Il Presidente Renzi è una persona che ha fatto del decisionismo e dei cronoprogrammi punti imprescindibili del suo lavoro…

 «Il Governo non otterrà maggiore consenso per la rapidità delle decisioni, pur essendo un valore positivo, ma queste “rapide decisioni” devono essere capaci di effettività, originalità ed impatto sociale positivo. Il terreno è delicato e riguarda nuovi modi di vita di essere società con nuove imprenditorialità a dividendo sociale, nuovi spazi di relazione per valorizzare l’azione solidale verso nuove forme di cittadinanza. È un passaggio necessario per fare in modo che i diritti e doveri sociali abbiano un incontro generativo. Scontiamo gli effetti della crisi con troppi individui disorientati e troppe poche persone capaci di fare della propria responsabilità sociale un argine alla sofferenza un punto di ripartenza etica e strategica. Ci vuole coraggio per andare oltre gli approcci riformistici che processano i cambiamenti spostando al domani quello che si può fare oggi».

Conoscendo il suo pensiero possiamo dire che nelle linee guida non vi è stata una giusta valorizzazione del cosiddetto volontariato?

«Rimane un forte punto di criticità sulla voce volontariato, tra isoggetti totalmente non profit e realtà ben poco ascoltata. La rappresentanza del terzo settore gestita senza l’ascolto di tutte le parti in causa non è sicuramente un buon esempio e una soluzione. Proprio ora che i terzo settore dovrebbe esprimere il massimo in termini di solidarietà e di fraternità, prevalgono interessi e conflitti concorrenti. Forse è meglio meno in fretta e insieme».

Nel provvedimento del Governo si inserisce la scommessa del cosiddetto servizio civile universale. Cosa ne pensa?

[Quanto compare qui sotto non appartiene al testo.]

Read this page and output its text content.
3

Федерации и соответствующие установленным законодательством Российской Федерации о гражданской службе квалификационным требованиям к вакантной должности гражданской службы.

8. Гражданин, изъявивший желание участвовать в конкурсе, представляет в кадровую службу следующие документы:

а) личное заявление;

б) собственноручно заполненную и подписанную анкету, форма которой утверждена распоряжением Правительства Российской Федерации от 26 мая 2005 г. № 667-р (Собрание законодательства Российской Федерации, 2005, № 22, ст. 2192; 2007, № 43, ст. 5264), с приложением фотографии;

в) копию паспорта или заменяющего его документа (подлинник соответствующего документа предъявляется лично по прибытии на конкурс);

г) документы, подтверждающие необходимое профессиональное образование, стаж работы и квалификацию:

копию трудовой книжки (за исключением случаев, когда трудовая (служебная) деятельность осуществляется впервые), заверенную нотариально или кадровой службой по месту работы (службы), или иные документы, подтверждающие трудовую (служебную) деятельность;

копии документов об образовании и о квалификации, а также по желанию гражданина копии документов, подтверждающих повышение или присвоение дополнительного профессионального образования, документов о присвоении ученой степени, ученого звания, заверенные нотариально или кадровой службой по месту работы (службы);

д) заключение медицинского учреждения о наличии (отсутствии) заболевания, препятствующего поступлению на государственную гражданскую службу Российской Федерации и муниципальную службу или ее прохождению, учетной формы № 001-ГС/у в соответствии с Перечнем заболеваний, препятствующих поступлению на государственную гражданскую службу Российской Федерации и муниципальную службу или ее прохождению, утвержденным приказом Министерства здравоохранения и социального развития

«Rilanciare e dare significato al servizio civile significa scommettere su un’esperienza che ha subito uno snaturamento progressivo dalla sua istituzione in poi, perché la dimensione formativa e valoriale è diventata residuale, accessoria e non ha più costituito la principale finalità di questo istituto. Troppo spesso negli ultimi anni il servizio civile è diventato, per enti pubblici e privati, un reperimento di risorse umane “senza oneri” per supplire a riduzioni di organico.

Sono giudizi severi che nascono dalla convinzione che il servizio civile può tornare ad essere “scuola di vita”, esperienza in cui sperimentarsi e sperimentare nuovi modi di essere società, in nuovi spazi di relazione, anticipatori di forme di cittadinanza in cui diritti e doveri sociali si incontrano e si mettono reciprocamente a disposizione del bene comune.

Sappiamo che una proposta interessante in tal senso è provenuta anche dalla Fondazione ispirata da monsignor Nervo…

«Nell’estate del 1996, quando si prospettava la sospensione della leva militare obbligatoria e di conseguenza la cessazione dell’obiezione di coscienza, la Fondazione ha elaborato in collaborazione con Caritas Italiana un modello di servizio civile volontario per tutti, che è stato poi recepito nella legge n. 64/2001.

Le motivazioni che avevano ispirato tale proposta affondano le loro radici nella Costituzione, e qualificano il servizio civile universale come occasione di esperienza di solidarietà e promozione della cittadinanza attiva. Monsignor Nervo ebbe a dire che “il servizio civile ha la possibilità di interessare, formare, coinvolgere l’intera comunità intorno ai problemi dei propri membri (…) anche chi dedica il proprio servizio a promuovere e tutelare i beni della comunità (tutela dell’ambiente, del patrimonio artistico e culturale, protezione civile) può promuovere cittadinanza con l’educazione alla responsabilità e alla cura del bene comune”».